Tanner was resilient and shrewd; public speaking engagements kept him in front of veterans and their families, and strategically placed newspaper advertisements kept his pension business before the public.
Ira could have listened to Tanner address the D.C. encampment of the Union Veteran Legion, or perhaps read of the lawyer’s lobbying efforts on behalf of Union veterans, or seen the attorney’s advertisement. Ira was just one of thousands who put their trust in Tanner to prosecute a pension claim. And Serena followed suit.
Precision in Vulnerability
Ten days after Ira’s death Serena took a seat across from notary public N. H. Williams in a Chase City (VA) office. Williams transcribed her testimony into a form provided by James Tanner. She declared herself to be a widow of an old soldier of Company H, 130th Regiment of the New York Volunteers, whom she had married in Whitesville, New York in April of 1845. Serena also attested that she was poor, living on her daily labor alone, with but a $15 per year income from renting her farm out. And she agreed to pay James Tanner $10 if her pension claim was granted.
Williams had two witnesses testify that Serena was who she said she was, and then mailed the form.
Two days later a clerk in the U.S. Pension Office placed an official stamp on her document and created claim No. 597.861. It would be three years before Serena’s file was considered complete and a decision rendered by the Commissioner of Pensions.
What factors affected the speed at which Tanner could work on this case? How did the country feel about military pensions? Did public sentiment affect Serena and her claim?

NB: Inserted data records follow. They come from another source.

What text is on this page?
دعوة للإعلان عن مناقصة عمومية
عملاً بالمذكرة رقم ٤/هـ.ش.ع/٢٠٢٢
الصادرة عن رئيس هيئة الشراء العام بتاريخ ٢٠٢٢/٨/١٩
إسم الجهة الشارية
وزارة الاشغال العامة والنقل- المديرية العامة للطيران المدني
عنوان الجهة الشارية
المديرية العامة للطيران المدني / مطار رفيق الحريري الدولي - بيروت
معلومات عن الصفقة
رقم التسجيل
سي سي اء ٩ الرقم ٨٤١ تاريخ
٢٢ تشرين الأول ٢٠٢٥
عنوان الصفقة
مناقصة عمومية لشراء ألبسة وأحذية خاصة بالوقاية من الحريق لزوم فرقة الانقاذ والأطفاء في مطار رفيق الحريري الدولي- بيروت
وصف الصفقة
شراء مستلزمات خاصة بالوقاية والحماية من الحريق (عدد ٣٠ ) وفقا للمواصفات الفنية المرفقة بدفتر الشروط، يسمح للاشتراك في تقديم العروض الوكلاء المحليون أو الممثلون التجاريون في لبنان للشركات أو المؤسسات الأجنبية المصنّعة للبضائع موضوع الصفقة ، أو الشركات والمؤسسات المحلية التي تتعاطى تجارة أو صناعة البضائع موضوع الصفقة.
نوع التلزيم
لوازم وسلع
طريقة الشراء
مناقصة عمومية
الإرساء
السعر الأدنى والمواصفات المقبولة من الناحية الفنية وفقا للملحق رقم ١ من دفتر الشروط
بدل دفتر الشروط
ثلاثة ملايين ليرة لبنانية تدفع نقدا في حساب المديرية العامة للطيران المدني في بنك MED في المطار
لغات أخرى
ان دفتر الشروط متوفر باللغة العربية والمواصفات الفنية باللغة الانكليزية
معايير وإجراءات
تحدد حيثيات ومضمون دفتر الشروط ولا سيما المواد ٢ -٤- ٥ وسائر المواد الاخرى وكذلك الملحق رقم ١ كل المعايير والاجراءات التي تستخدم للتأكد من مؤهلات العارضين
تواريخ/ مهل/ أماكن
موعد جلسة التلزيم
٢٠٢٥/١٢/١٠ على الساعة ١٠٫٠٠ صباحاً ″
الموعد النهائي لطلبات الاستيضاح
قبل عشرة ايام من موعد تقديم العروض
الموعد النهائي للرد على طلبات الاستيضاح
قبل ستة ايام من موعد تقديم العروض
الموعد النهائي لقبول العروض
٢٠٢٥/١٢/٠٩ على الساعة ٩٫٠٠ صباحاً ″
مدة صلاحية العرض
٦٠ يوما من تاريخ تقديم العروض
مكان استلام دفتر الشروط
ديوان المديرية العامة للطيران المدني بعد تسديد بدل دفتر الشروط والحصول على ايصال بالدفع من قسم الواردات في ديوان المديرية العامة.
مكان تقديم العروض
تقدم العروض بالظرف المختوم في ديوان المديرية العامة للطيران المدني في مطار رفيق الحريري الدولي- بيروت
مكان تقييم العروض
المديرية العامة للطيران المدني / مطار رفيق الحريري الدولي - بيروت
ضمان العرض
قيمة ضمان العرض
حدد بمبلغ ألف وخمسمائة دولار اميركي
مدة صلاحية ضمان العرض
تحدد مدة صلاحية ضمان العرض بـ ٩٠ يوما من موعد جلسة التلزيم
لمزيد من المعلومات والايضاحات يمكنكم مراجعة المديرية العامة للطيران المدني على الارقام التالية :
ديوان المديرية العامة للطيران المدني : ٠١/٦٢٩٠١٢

On Friday morning, the 15th day of June of 1894, in Mecklenburg County, Virginia, Ira Sayles was still but for the shallow movement of his chest. Outside, a mockingbird poured song into the sun-warmed house. His son Clifton and neighbor Joel E. Beales sat bedside by his wife, Serena. Anna, Clifton’s wife, and their children, Alice, Harold, Francis, and baby Gertrude, sheltered quietly nearby.
Ira–once a teacher and abolitionist, a soldier and poet, a geologist and paleontologist–passed on that day, in a house that he never called home, surrounded by family and neighbors who knew him as a stranger.
June is hot, humid, full-on-summery in southside Virginia. The body needed to be interred quickly.
Joel Beales and Henry R. Dodson, helped the family wash, dress, and shroud the remains in a sheet before placing it into a coffin. The neighbors then accompanied the Sayles to their family graveyard, where “they assisted to bury the coffin on the afternoon of the same day as his death.”
I wonder what sort of service, if any, took place that day, or whether a community funeral service was held at some later time. I wonder if the family’s neighbors delivered Brunswick stew, peach pie, tomato wedges, biscuits and ham for dinner that evening. I wonder if anyone stayed with the family over night. And I wonder if Serena in this hour of passing mourned her loss.
Pension files of the Act of June 27, 1890, Widow’s Pension #597.861 of Serena Sayles, General Affidavit of J.E. Beales and H.R. Dodson, 26 Nov 1894: National Archives, Washington, D.C.